Missing Piece

 My family got me a bread machine. Breadmaking is now fast and easy; well, faster and easier than breadmaking used to be.

Mother combined the yeast and water, then mixed it with the flour and other ingredients. Next she kneaded the bread, taking one side of the lump of dough and folding it over the other, time after time. The longer she kneaded, the better the bread would be. Then she would cover it with a clean cloth and set it aside usually on the top of the stove, where the
pilot light provided just enough heat for the dough to rise. An hour later, when the dough had risen to double its size, she punched the dough down, kneaded it a little more, pinched it off into rolls, which she placed on a greased cookie sheet to rise the second time and baked till a lovely brown.

There was no one who ever turned down her rolls and cinnamon rolls. 25 years as a cook in the school cafeteria made her one of the best bread bakers in town.

Ok, so my bread is not as good as mom’s, but it is good. I got my bread machine out to make bread recently. I opened my package of bread mix, put the water in the bottom of the machine’s bowl, the flour on top of that and the yeast on top of that. I started the machine and then went about my day,  cleaning house. I came back about 30 minutes later to check on the bread and found that the machine was running but nothing was happening. There was no bread that day. It was a flop.

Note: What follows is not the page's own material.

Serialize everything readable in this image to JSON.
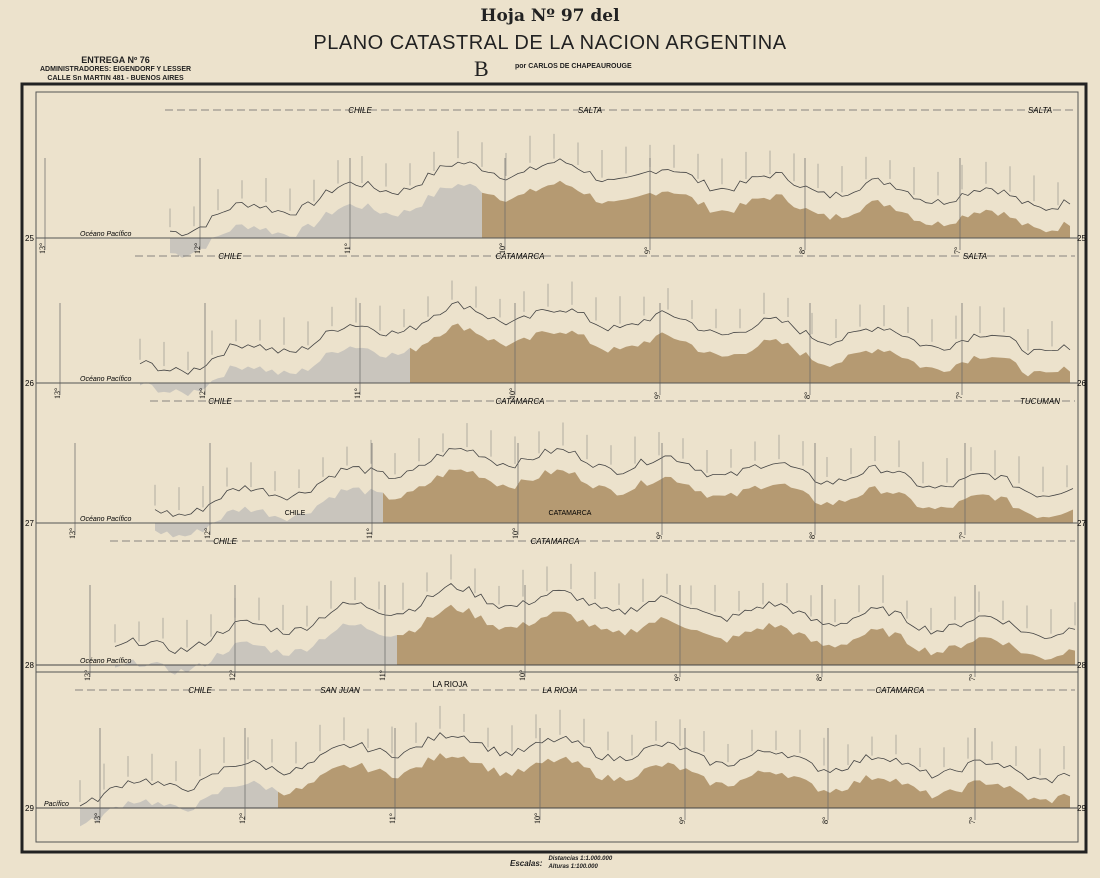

When I took the dough out, cleaned it all up and investigated, I discovered that there was a little plastic paddle missing from the bottom of the dough bowl. That piece stirs and kneads the dough. Without it, there  will be no bread. My $50 bread machine is worthless without that piece. I called the bread machine company and they sent me a new paddle free of
charge.

Maybe you are like that little plastic paddle–small, inexpensive, not very important looking. You may think that you don’t
matter. If you miss church this Sunday, no one will even notice. You think, “They have so many other people that they will never miss me,” but the truth is that every person has value and importance in the plan of God.

I Corinthians 12:27 says “Now you are the body of Christ and each one of you is a part of it.”

You might be the important little plastic paddle in God’s breadmaker.